April 28, 2010
Teppo Felin already blogged this at Org Theory but I thought I’d raise one question about Herb Gintis’s proposal for the unification of the behavioral sciences (paper and lecture). My question is this: would unification of the behavioral sciences discourage methodological and theoretical innovation?
As an interdisciplinary scholar, I am often frustrated but my fellow social scientists lack of regard for the insights gained in sister disciplines. Unification would seem to fix that problem, but some might argue that more unified academic standards would discourage innovation. The idea is that each discipline is currently like a separate experiment, and unifying them would be putting all our eggs in one basket.
I’d be interested to hear what other people think about this argument, but I’m inclined to believe we can pursue unification and intellectual diversity at the same time. (post edited for clarity)
April 21, 2010
A revision control system, for those with even less programming experience than myself, manages “changes to documents, programs, and other information stored as computer files.” The most advanced ones are used by teams of programmers who simultaneously edit the same code. Simpler revision control is built in to things like wikis and word processors.
I’m wondering whether a revision control system would be helpful for me now, or in the future, even if all I’m doing is statistics.
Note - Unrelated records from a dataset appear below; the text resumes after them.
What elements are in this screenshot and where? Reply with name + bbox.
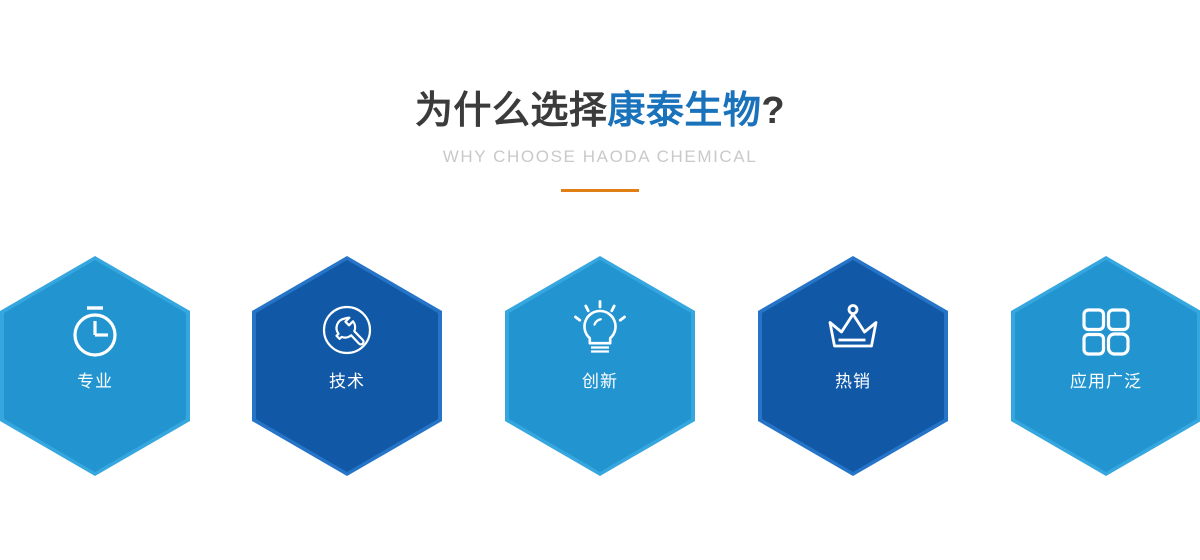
feature-card-innovation[interactable]: 创新 — [505, 256, 695, 476]
feature-card-best-seller[interactable]: 热销 — [758, 256, 948, 476]
section-header: 为什么选择康泰生物? WHY CHOOSE HAODA CHEMICAL — [0, 0, 1200, 192]
feature-card-wide-application[interactable]: 应用广泛 — [1011, 256, 1200, 476]
feature-card-technology[interactable]: 技术 — [252, 256, 442, 476]
page-subtitle: WHY CHOOSE HAODA CHEMICAL — [0, 134, 1200, 168]
feature-card-label: 技术 — [329, 371, 365, 393]
page-title-brand: 康泰生物 — [607, 90, 761, 132]
wrench-circle-icon — [315, 298, 379, 362]
feature-card-label: 应用广泛 — [1070, 371, 1142, 393]
feature-card-professional[interactable]: 专业 — [0, 256, 190, 476]
feature-card-label: 热销 — [835, 371, 871, 393]
feature-card-label: 专业 — [77, 371, 113, 393]
page-title-suffix: ? — [761, 90, 785, 132]
feature-card-row: 专业 技术 — [0, 256, 1200, 476]
lightbulb-icon — [568, 298, 632, 362]
crown-icon — [821, 298, 885, 362]
page-title-prefix: 为什么选择 — [415, 90, 608, 132]
feature-card-label: 创新 — [582, 371, 618, 393]
grid-squares-icon — [1074, 298, 1138, 362]
title-divider — [561, 189, 639, 192]
stopwatch-icon — [63, 298, 127, 362]
page-title: 为什么选择康泰生物? — [0, 0, 1200, 134]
I’m working with a big dataset (ok Scott, not that big) and I’ve written a fair bit of code. Nothing too complicated, it is half data preparation, and half analysis and graphics. Every so often I save my code under a new name, that way, if I accidentally save bad changes, I can always revert to a previous state. I do the same thing with the dataset itself, and, in R, with my workspace. In fact, I have an extra reason to do this with the data and my R workspace: memory management. R often complains that its running out of memory so I respond by deleting variables that I probably won’t need or could recreate without too much trouble.
It is sometimes annoying to find code that I wrote simply because there is a lot of text to go through. I can only organize it one way, e.g. I could put all the code that makes graphs together, but then the code that makes graphs wouldn’t be placed next to the code that creates the data the graphs are based on.
Is a revision control system overkill for what I’m doing? Any other thoughts?
April 16, 2010
This sounds like a great conference! Though the distinguished participants have a great deal of wisdom, and I fully support attempts to tackle big questions, the summary reminds me of the limits of this approach. How accurately do you think we can predict where the big advances will come in the next fifty years? Determining which advances in the past fifty years were most important would seem to be much easier, but there would be a lot of disagreement on that question too, even if you restricted the sample to sociologists. Shouldn’t we be a bit disturbed by this?
If you want to take a shot at these questions I’d start by specifying the value of different types of advances, and then outline which type of advances are most likely.
April 6, 2010
A friend at Cloudera recently invited me to write a post for their corporate blog about how social scientists are using large scale computation.
I’ve been using Hadoop and MapReduce to study some really large datasets this year. I think it’s going to become more and more important and open the world of scientific computing to social scientists. I’m happy to evangelize for it.
One of the ideas that didn’t make its way into the final version is that even though the tools and data are becoming more widely available to laypeople, asking good social science questions — and answering them correctly — is still hard. It’s comparatively easy to ask the wrong question, use the wrong data, draw the wrong inference, and so on, epecially if the wrongness is subtle. As an example, I think the OkCupid blog is interesting, but it’s not social science.
Social science has long been concerned with sampling methods precisely because it’s dangerously easy to incorrectly extrapolate findings from a non-representative sample to an entire population. Drawing conclusions from internet-based interactions can be problematic because the sample frame doesn’t match the population of interest. Even though I learned to make a cigar box guitar from Make Magazine, I don’t assume I know that much about acoustic engineering. Likewise, recreational data analysis is fun, illuminating and perhaps suggestive of how our social world works, but one ought not conclude that correlations or trends tell the whole, correct story. However, if exploring and experimenting with data can spark an interest in quantitative analysis of our social world, then I think it’s all for the better.